UConn water tower
A water tower on UConn’s Storrs campus Credit: Hugh McQuaid / CTNewsJunkie

A lawyer for University of Connecticut students opposed to the school’s COVID-19 vaccination requirement asked a federal court judge Thursday to step in with an emergency order barring the university from enforcing the rule. 

U.S. District Court Judge Jeffrey Meyer heard arguments with less than three weeks before UConn’s fall semester was set to begin and as Connecticut’s COVID infection rates remained elevated amidst spread of the more-infectious delta variant. 

The lawsuit comes from three students or their families who say the requirement that they be vaccinated or seek an exemption violates their rights. However, lawyers for the state have challenged their standing, based in part on the fact that two of the three students had been granted exemptions and the other hadn’t even applied for one. 

At times during the morning hearing, the judge seemed skeptical of the students’ complaint, given that the university had granted exceptions to most of the students who had applied. As of July, 504 of 771 requests for non-medical exemptions had been granted.

“The president of UConn is not grabbing any students by the arm and jabbing them with a vaccine, right?” Meyer said. “UConn is simply saying if you wish to be a residential member of this community as a student, there’s a vaccination requirement or apply for an exemption.”

However, Ryan McLane, the lawyer for the students and families, said the qualifications to receive an exemption were never adequately defined and the vaccination requirement was arbitrary because it applied to students but not the university’s faculty and staff. 

“They took it upon themselves to craft a policy that infringes on these students’ fundamental rights to refuse unwanted medical treatment without requiring the same of their faculty and staff,” McLane said. “Intertwining those two, while enforcing the rule against students that don’t want to get vaccinated, is completely arbitrary.”

Mary Lenehan, an assistant attorney general, said the two policies weren’t the same. The university had not ruled out a staff mandate but had collective bargaining constraints to navigate, she said. Meanwhile, staff were not generally living on campus, eating at dining halls or using the gyms. 

Lenehan said students were still able to refuse unwanted medical treatment if they saw fit. 

“Either show proof of vaccination, or apply for an exemption, or there is the choice not to attend the university,” she said. “No one is forcing any student to be vaccinated.” 

According to a spokesperson for UConn, 97% of the 11,000 students expected to live on the Storrs campus this year were already in compliance, either by demonstrating proof they had taken the shot or obtaining an exemption. About 3% of those in compliance had opted for exemptions. 

During the hearing, McLane also pointed to testimony submitted by a witness, Dr. Peter McCullough, who questioned the efficacy of the vaccines. In court documents this week, the state sought to have McCullough’s affidavit excluded, saying it contained false statements about his qualification and ran counter to scientific consensus. 

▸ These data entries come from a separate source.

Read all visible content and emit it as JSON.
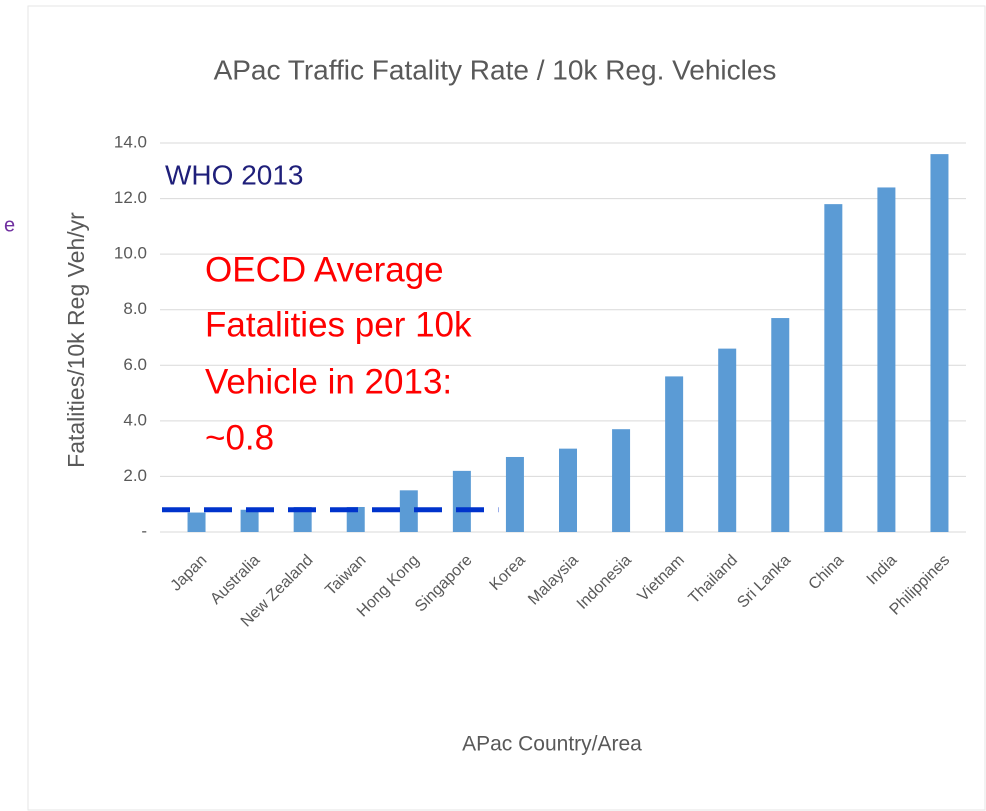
{
  "side_fragment": "e",
  "chart_data": {
    "type": "bar",
    "title": "APac Traffic Fatality Rate / 10k Reg. Vehicles",
    "x_label": "APac Country/Area",
    "y_label": "Fatalities/10k Reg Veh/yr",
    "categories": [
      "Japan",
      "Australia",
      "New Zealand",
      "Taiwan",
      "Hong Kong",
      "Singapore",
      "Korea",
      "Malaysia",
      "Indonesia",
      "Vietnam",
      "Thailand",
      "Sri Lanka",
      "China",
      "India",
      "Philippines"
    ],
    "values": [
      0.7,
      0.8,
      0.9,
      0.9,
      1.5,
      2.2,
      2.7,
      3.0,
      3.7,
      5.6,
      6.6,
      7.7,
      11.8,
      12.4,
      13.6
    ],
    "color": "#5b9bd5",
    "ylim": [
      0,
      14
    ],
    "yticks": [
      {
        "value": 0,
        "label": "-"
      },
      {
        "value": 2,
        "label": "2.0"
      },
      {
        "value": 4,
        "label": "4.0"
      },
      {
        "value": 6,
        "label": "6.0"
      },
      {
        "value": 8,
        "label": "8.0"
      },
      {
        "value": 10,
        "label": "10.0"
      },
      {
        "value": 12,
        "label": "12.0"
      },
      {
        "value": 14,
        "label": "14.0"
      }
    ],
    "grid": true,
    "source_note": "WHO 2013",
    "annotation": [
      "OECD Average",
      "Fatalities per 10k",
      "Vehicle in 2013:",
      "~0.8"
    ],
    "reference_line": {
      "value": 0.8,
      "color": "#0033cc",
      "from": "Japan",
      "to": "Singapore"
    }
  }
}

Meyer asked McLane if the lawyer was arguing that the vaccines don’t work. 

“You’re asking me to make a finding that they don’t work effectively?” Meyer said.

“Based on what my expert is saying, yes –” McLane said.

“So I should accept Doctor McCullough’s testimony on that over that of the [Centers for Disease Control]?” Meyer asked. 

McLane hesitated then continued. 

“Well, if you don’t want to take it as fact — I would like to. I have taken it, that’s why I offered it in evidence — but if you don’t want to necessarily take it as the fact, it should be taken at least for the weight stating that we don’t have common knowledge enough to make these determinations.” McLane said.

Lenehan argued that the question before the court was not whether every scientist agreed with the CDC, but whether UConn had a rational basis for wanting its students to be vaccinated for the coronavirus. 

“Given the global emergency — and emergency doesn’t even seem sufficient to describe the situation that’s going on — it has been determined by numerous world health organizations: the CDC, all kinds of state and local authorities that the vaccine is the most effective way to quell this pandemic and save millions of lives,” she said. 

The judge said he planned to rule quickly in the case as the fall semester is set to begin.

In a related case Thursday, the U.S. Supreme Court declined to issue an emergency order to halt a similar vaccine requirement instituted by Indiana University, according to NBC News.